Post financial crisis, most MNC banks have withdrawn from project financing space due to USD liquidity constraints back home and capital shoring up needs
Highlighting major project financing deals in GCC, in recent years Dr R Seetharaman says that "JBIC Bank provided about $17bn of financing in 2011 for projects in the Middle East, including $697m for Marubeni Corp's $1.6bn power-plant project in Oman and a $1.5bn power project in the UAE. Of the $7.2bn in debt raised for Qatar's Barzan natural-gas project in December 2011, $2.55bn was provided by export credit agencies. Japan gave $1.2bn, Korea lent $1bn and Italy provided $355m. Foreign Banks are unlikely to be prepared to provide the required long term project finance on account of need for Basel III capital preservation and ongoing Euro crisis. Local Banks have limited capacity to provide long term financing. A hybrid structure could be developed – where syndicate of banks can provide the initial project financing underwriting the construction risks and upon operation of projects, refinancing could take place through Bond Issues. Alternatively, project entities can issue bonds (with sovereign guarantee) during the construction phase, and banks refinance the bonds upon projects getting operational."

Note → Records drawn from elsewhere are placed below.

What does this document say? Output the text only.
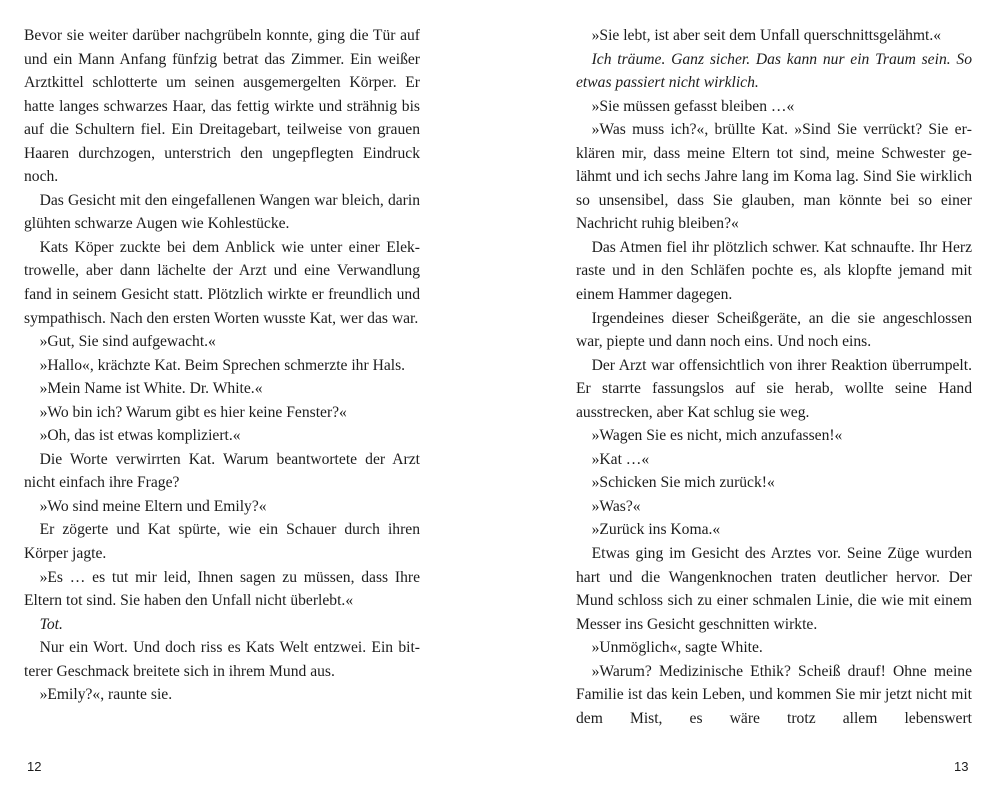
Bevor sie weiter darüber nachgrübeln konnte, ging die Tür auf und ein Mann Anfang fünfzig betrat das Zimmer. Ein weißer Arztkittel schlotterte um seinen ausgemergelten Körper. Er hatte langes schwarzes Haar, das fettig wirkte und strähnig bis auf die Schultern fiel. Ein Dreitagebart, teilweise von grauen Haaren durchzogen, unterstrich den ungepflegten Eindruck noch.

Das Gesicht mit den eingefallenen Wangen war bleich, darin glühten schwarze Augen wie Kohlestücke.

Kats Köper zuckte bei dem Anblick wie unter einer Elektrowelle, aber dann lächelte der Arzt und eine Verwandlung fand in seinem Gesicht statt. Plötzlich wirkte er freundlich und sympathisch. Nach den ersten Worten wusste Kat, wer das war.

»Gut, Sie sind aufgewacht.«

»Hallo«, krächzte Kat. Beim Sprechen schmerzte ihr Hals.

»Mein Name ist White. Dr. White.«

»Wo bin ich? Warum gibt es hier keine Fenster?«

»Oh, das ist etwas kompliziert.«

Die Worte verwirrten Kat. Warum beantwortete der Arzt nicht einfach ihre Frage?

»Wo sind meine Eltern und Emily?«

Er zögerte und Kat spürte, wie ein Schauer durch ihren Körper jagte.

»Es … es tut mir leid, Ihnen sagen zu müssen, dass Ihre Eltern tot sind. Sie haben den Unfall nicht überlebt.«

Tot.

Nur ein Wort. Und doch riss es Kats Welt entzwei. Ein bitterer Geschmack breitete sich in ihrem Mund aus.

»Emily?«, raunte sie.

»Sie lebt, ist aber seit dem Unfall querschnittsgelähmt.«

Ich träume. Ganz sicher. Das kann nur ein Traum sein. So etwas passiert nicht wirklich.

»Sie müssen gefasst bleiben …«

»Was muss ich?«, brüllte Kat. »Sind Sie verrückt? Sie erklären mir, dass meine Eltern tot sind, meine Schwester gelähmt und ich sechs Jahre lang im Koma lag. Sind Sie wirklich so unsensibel, dass Sie glauben, man könnte bei so einer Nachricht ruhig bleiben?«

Das Atmen fiel ihr plötzlich schwer. Kat schnaufte. Ihr Herz raste und in den Schläfen pochte es, als klopfte jemand mit einem Hammer dagegen.

Irgendeines dieser Scheißgeräte, an die sie angeschlossen war, piepte und dann noch eins. Und noch eins.

Der Arzt war offensichtlich von ihrer Reaktion überrumpelt. Er starrte fassungslos auf sie herab, wollte seine Hand ausstrecken, aber Kat schlug sie weg.

»Wagen Sie es nicht, mich anzufassen!«

»Kat …«

»Schicken Sie mich zurück!«

»Was?«

»Zurück ins Koma.«

Etwas ging im Gesicht des Arztes vor. Seine Züge wurden hart und die Wangenknochen traten deutlicher hervor. Der Mund schloss sich zu einer schmalen Linie, die wie mit einem Messer ins Gesicht geschnitten wirkte.

»Unmöglich«, sagte White.

»Warum? Medizinische Ethik? Scheiß drauf! Ohne meine Familie ist das kein Leben, und kommen Sie mir jetzt nicht mit dem Mist, es wäre trotz allem lebenswert

12	13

GCC infrastructure bonds targeting project segment may be an attractive option to investors looking for yield because the projects are typically backed by more financially sound and highly rated governments
Regarding the role of bond market for project financing, "Bonds targeting project finance can be attractive way to target developing economies as such bonds are long dated and investors searching for enhanced returns in the current low yield environment. GCC infrastructure bonds targeting project segment may be an attractive option to investors looking for yield because the projects are typically backed by more financially sound and highly rated governments and have stable, visible contractual cash flows. GCC Institutions have encouraged indirect participation of Asian economies through bond issues. Pre 08-09 period, Asian economies participation was 5-10 percent in a debt issue. Now they are generally around 15-20 percent. GCC institutions such as Abu Dhabi National Energy Co and Bahrain-based Gulf Investment Corp have tapped funding from Malaysian ringett market. NBAD and ADCB have tapped ringgit sukuk market in 2010," says Seetharaman.
Governments can also establish infrastructure funds in collaboration with the private sector
Highlighting the role of asset management for project financing, Dr R Seetharaman says that "Asset managers are often the primary gateway for foreign institutional investors seeking to make foreign direct investments in a country. Asian investors, especially from China, are keen to consider investment propositions from the region. Governments can also establish infrastructure funds in collaboration with the private sector. Asset managers can target the large and rapidly growing middle class population of China and India."
In his concluding remarks, "Infrastructure boom in GCC will encourage active participation from developing markets," says Dr R Seetharaman.